Cette rigueur permet au groupe de poursuivre son offensive menée dans trois domaines. Le premier, le développement, à travers de nouvelles marques, de nouveaux sites, ou  des rénovations de concessions. Une stratégie de développement "raisonnée", "à notre rythme", souligne Vincent Girerd qui remémore l’acquisition du groupe Magris ou l’ouverture de la nouvelle concession Kia à Annecy (74). Deuxième domaine, l’électrification. "Une tendance qui s’est accélérée et continuera de progresser avec les nouveaux objectifs de baisse d’émissions de CO2, selon le dirigeant. Dans ce contexte, nous devons nous aussi réussir cette transformation et adapter nos concessions". Pistes explorées, l’électrification des sites à travers des bornes et une capacité électrique renforcée, l’équipements des ateliers, la formation des collaborateurs en après-vente.

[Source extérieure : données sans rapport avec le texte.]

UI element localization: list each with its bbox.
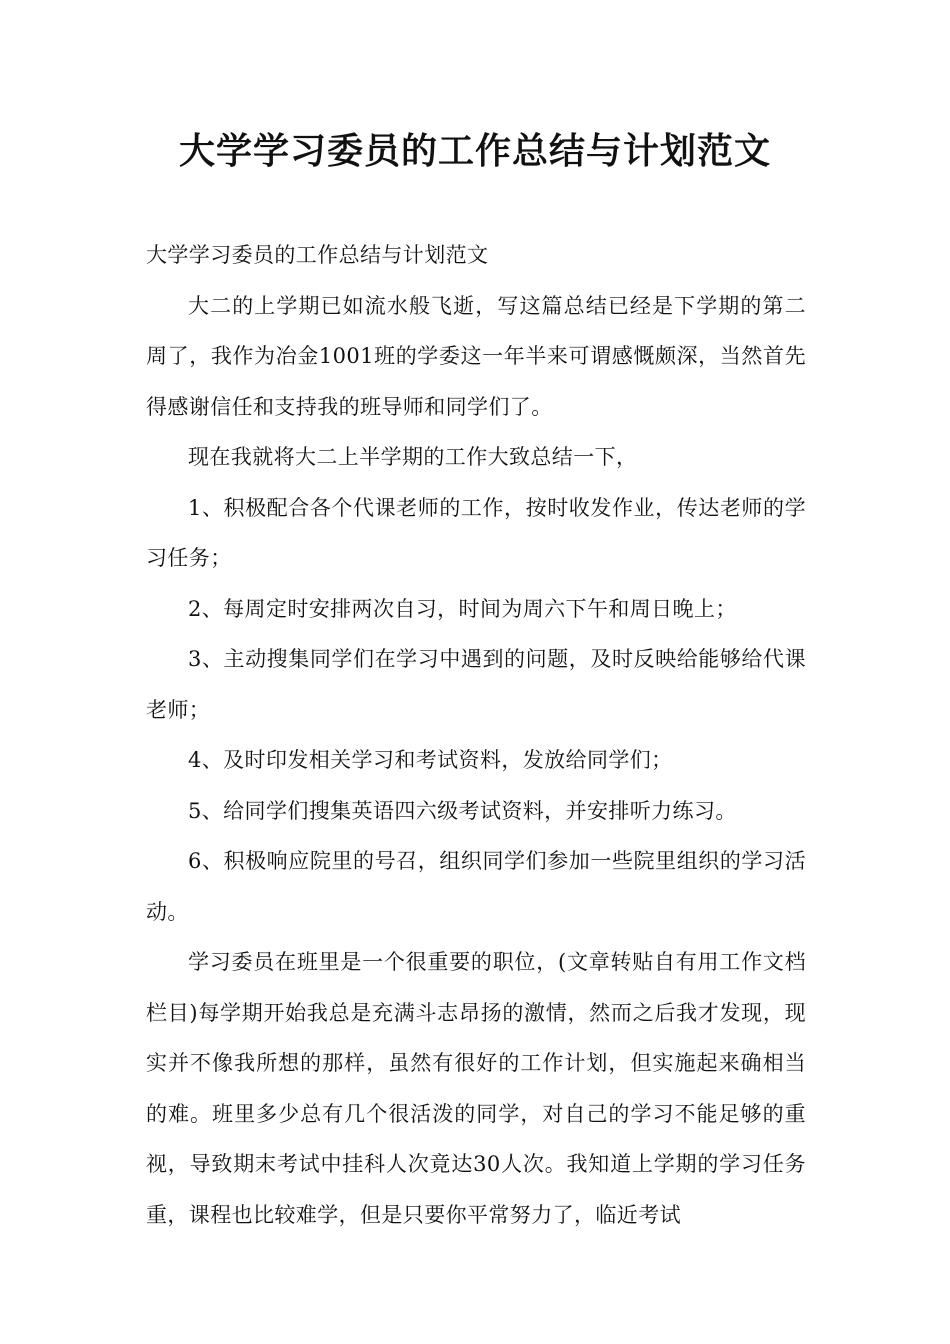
paragraph-intro: 大二的上学期已如流水般飞逝，写这篇总结已经是下学期的第二周了，我作为冶金1001班的学委这一年半来可谓感慨颇深，当然首先得感谢信任和支持我的班导师和同学们了。 (146, 293, 806, 419)
paragraph-reflection: 学习委员在班里是一个很重要的职位，(文章转贴自有用工作文档栏目)每学期开始我总是充满斗志昂扬的激情，然而之后我才发现，现实并不像我所想的那样，虽然有很好的工作计划，但实施起来确相当的难。班里多少总有几个很活泼的同学，对自己的学习不能足够的重视，导致期末考试中挂科人次竟达30人次。我知道上学期的学习任务重，课程也比较难学，但是只要你平常努力了，临近考试 (146, 950, 806, 1227)
paragraph-item-4: 4、及时印发相关学习和考试资料，发放给同学们； (188, 748, 673, 772)
paragraph-item-1: 1、积极配合各个代课老师的工作，按时收发作业，传达老师的学习任务； (146, 495, 806, 570)
document-body (146, 230, 806, 1240)
paragraph-item-3: 3、主动搜集同学们在学习中遇到的问题，及时反映给能够给代课老师； (146, 647, 806, 722)
paragraph-summary-lead: 现在我就将大二上半学期的工作大致总结一下， (188, 445, 638, 469)
paragraph-item-2: 2、每周定时安排两次自习，时间为周六下午和周日晚上； (188, 596, 737, 621)
paragraph-item-6: 6、积极响应院里的号召，组织同学们参加一些院里组织的学习活动。 (146, 849, 806, 924)
document-subtitle: 大学学习委员的工作总结与计划范文 (146, 243, 489, 267)
document-title: 大学学习委员的工作总结与计划范文 (178, 131, 771, 172)
paragraph-item-5: 5、给同学们搜集英语四六级考试资料，并安排听力练习。 (188, 798, 737, 823)
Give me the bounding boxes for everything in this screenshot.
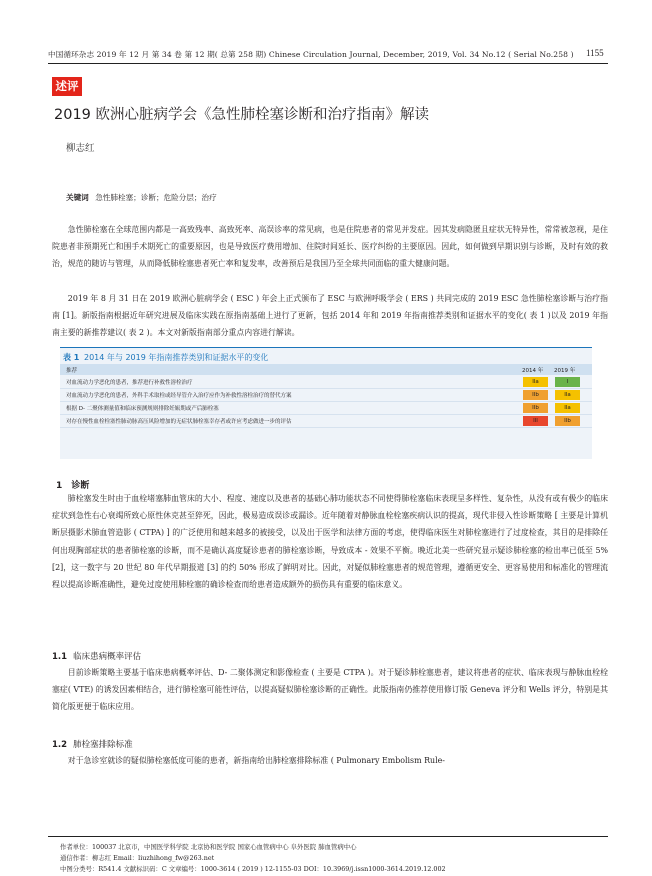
header-rule	[48, 63, 608, 64]
section-1-1-heading	[52, 650, 141, 662]
table-1-col-recommendation: 推荐	[66, 368, 78, 374]
keywords-label: 关键词	[66, 193, 89, 202]
class-badge-2019: IIa	[555, 403, 580, 413]
section-1-2-number: 1.2	[52, 740, 68, 750]
class-badge-2019: IIa	[555, 390, 580, 400]
running-head: 中国循环杂志 2019 年 12 月 第 34 卷 第 12 期( 总第 258 期) Chinese Circulation Journal, December, 2019, Vol. 34 No.12 ( Serial No.258 )	[48, 50, 574, 59]
table-row	[60, 415, 592, 428]
table-1-header	[60, 364, 592, 375]
table-cell-recommendation: 对存在慢性血栓栓塞性肺动脉高压风险增加的无症状肺栓塞幸存者或许应考虑做进一步的评估	[66, 419, 292, 425]
class-badge-2014: III	[523, 416, 548, 426]
footnote-correspondence: 通信作者：柳志红 Email：liuzhihong_fw@263.net	[60, 854, 215, 862]
author: 柳志红	[66, 143, 95, 154]
clinical-probability-paragraph: 目前诊断策略主要基于临床患病概率评估、D- 二聚体测定和影像检查 ( 主要是 CTPA )。对于疑诊肺栓塞患者，建议将患者的症状、临床表现与静脉血栓栓塞症( VTE) 的诱发因素相结合，进行肺栓塞可能性评估，以提高疑似肺栓塞诊断的正确性。此版指南仍推荐使用修订版 Geneva 评分和 Wells 评分，特别是其简化版更便于临床应用。	[52, 668, 608, 712]
class-badge-2019: I	[555, 377, 580, 387]
footnote-affiliation: 作者单位：100037 北京市，中国医学科学院 北京协和医学院 国家心血管病中心 阜外医院 肺血管病中心	[60, 843, 357, 851]
table-row	[60, 402, 592, 415]
exclusion-criteria-paragraph: 对于急诊室就诊的疑似肺栓塞低度可能的患者，新指南给出肺栓塞排除标准 ( Pulmonary Embolism Rule-	[67, 756, 445, 765]
class-badge-2014: IIa	[523, 377, 548, 387]
article-title: 2019 欧洲心脏病学会《急性肺栓塞诊断和治疗指南》解读	[54, 107, 430, 123]
table-cell-recommendation: 对血流动力学恶化的患者，外科手术取栓或经导管介入治疗应作为补救性溶栓治疗的替代方案	[66, 393, 292, 399]
intro-paragraph-1: 急性肺栓塞在全球范围内都是一高致残率、高致死率、高误诊率的常见病，也是住院患者的常见并发症。因其发病隐匿且症状无特异性，常常被忽视，是住院患者非预期死亡和围手术期死亡的重要原因，也是导致医疗费用增加、住院时间延长、医疗纠纷的主要原因。因此，如何做到早期识别与诊断，及时有效的救治，规范的随访与管理，从而降低肺栓塞患者死亡率和复发率，改善预后是我国乃至全球共同面临的重大健康问题。	[52, 225, 608, 269]
section-1-1-number: 1.1	[52, 652, 68, 662]
table-cell-recommendation: 对血流动力学恶化的患者，推荐进行补救性溶栓治疗	[66, 380, 193, 386]
section-1-title: 诊断	[71, 481, 90, 491]
table-row	[60, 376, 592, 389]
section-1-number: 1	[56, 481, 63, 491]
table-1-title: 2014 年与 2019 年指南推荐类别和证据水平的变化	[84, 353, 269, 362]
table-1-number: 表 1	[63, 353, 80, 362]
keywords	[66, 192, 217, 203]
table-1-caption	[60, 347, 592, 364]
page-number: 1155	[586, 48, 604, 58]
section-badge: 述评	[52, 77, 82, 96]
class-badge-2014: IIb	[523, 403, 548, 413]
class-badge-2019: IIb	[555, 416, 580, 426]
table-1-body	[60, 376, 592, 428]
section-1-1-title: 临床患病概率评估	[73, 652, 142, 662]
table-cell-recommendation: 根据 D- 二聚体测量值和临床预测规则排除妊娠期或产后肺栓塞	[66, 406, 219, 412]
footnote-rule	[48, 836, 608, 837]
section-1-2-title: 肺栓塞排除标准	[73, 740, 133, 750]
class-badge-2014: IIb	[523, 390, 548, 400]
diagnosis-paragraph: 肺栓塞发生时由于血栓堵塞肺血管床的大小、程度、速度以及患者的基础心肺功能状态不同使得肺栓塞临床表现呈多样性、复杂性，从没有或有极少的临床症状到急性右心衰竭所致心原性休克甚至猝死，因此，极易造成误诊或漏诊。近年随着对静脉血栓栓塞疾病认识的提高，现代非侵入性诊断策略 [ 主要是计算机断层摄影术肺血管造影 ( CTPA) ] 的广泛使用和越来越多的被接受，以及出于医学和法律方面的考虑，使得临床医生对肺栓塞进行了过度检查，其目的是排除任何出现胸部症状的患者肺栓塞的诊断，而不是确认高度疑诊患者的肺栓塞诊断，导致成本 - 效果不平衡。晚近北美一些研究显示疑诊肺栓塞的检出率已低至 5% [2]，这一数字与 20 世纪 80 年代早期报道 [3] 的约 50% 形成了鲜明对比。因此，对疑似肺栓塞患者的规范管理，遵循更安全、更容易使用和标准化的管理流程以提高诊断准确性，避免过度使用肺栓塞的确诊检查而给患者造成额外的损伤具有重要的临床意义。	[52, 494, 608, 590]
keywords-text: 急性肺栓塞；诊断；危险分层；治疗	[95, 193, 217, 202]
table-row	[60, 389, 592, 402]
table-1-col-2019: 2019 年	[554, 368, 576, 374]
intro-paragraph-2: 2019 年 8 月 31 日在 2019 欧洲心脏病学会 ( ESC ) 年会上正式颁布了 ESC 与欧洲呼吸学会 ( ERS ) 共同完成的 2019 ESC 急性肺栓塞诊断与治疗指南 [1]。新版指南根据近年研究进展及临床实践在原指南基础上进行了更新，包括 2014 年和 2019 年指南推荐类别和证据水平的变化( 表 1 )以及 2019 年指南主要的新推荐建议( 表 2 )。本文对新版指南部分重点内容进行解读。	[52, 294, 608, 338]
footnote-classification: 中图分类号：R541.4 文献标识码：C 文章编号：1000-3614 ( 2019 ) 12-1155-03 DOI：10.3969/j.issn1000-3614.2019.12.002	[60, 865, 446, 873]
table-1-col-2014: 2014 年	[522, 368, 544, 374]
section-1-2-heading	[52, 738, 133, 750]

Ainsi, le centre lyonnais de préparation VO pourrait par exemple devenir un centre de recharge d’envergure.

 

Le format de la concession en question

Enfin, troisième axe, la digitalisation. Si le groupe fait déjà partie de ceux considérés comme matures sur le sujet, cela ne l’a pas empêché, sous la houlette du nouveau référant digital Xavier Roland, de procéder à quelques évolutions. Le Business Development Center, qui, au-delà du simple centre d’appels, deviendra un vrai centre de business en traitant les leads issus de ses sites et informédiaires. Le groupe a également procédé au renouvellement des 33 sites. Lancés en juin, ils intègrent davantage de fonctionnalités comme le chat en ligne, permettant d’augmenter le trafic. Sans oublier la prise de rendez-vous après-vente en ligne ou la reprise en ligne. L’opérateur teste également avec Spid Tech la vente d’accessoires en ligne, depuis juillet 2020, tandis que la deuxième mouture de planète VO a été lancée en début d’année.

 

Pas de quoi, pour l'instant, permettre la vente directe de véhicules, mais le sujet est dans toutes les têtes. "Nous avons collectivement, avec nos partenaires constructeurs, un gros travail à faire pour adapter nos structures. Les constructeurs doivent adapter leurs exigences, au travers de leurs standards, puisque les ventes directes vont rogner sur les marges des concessionnaires" , objecte Vicent Girerd. Le message est passé sur ce futur défi, pas si lointain, à relever.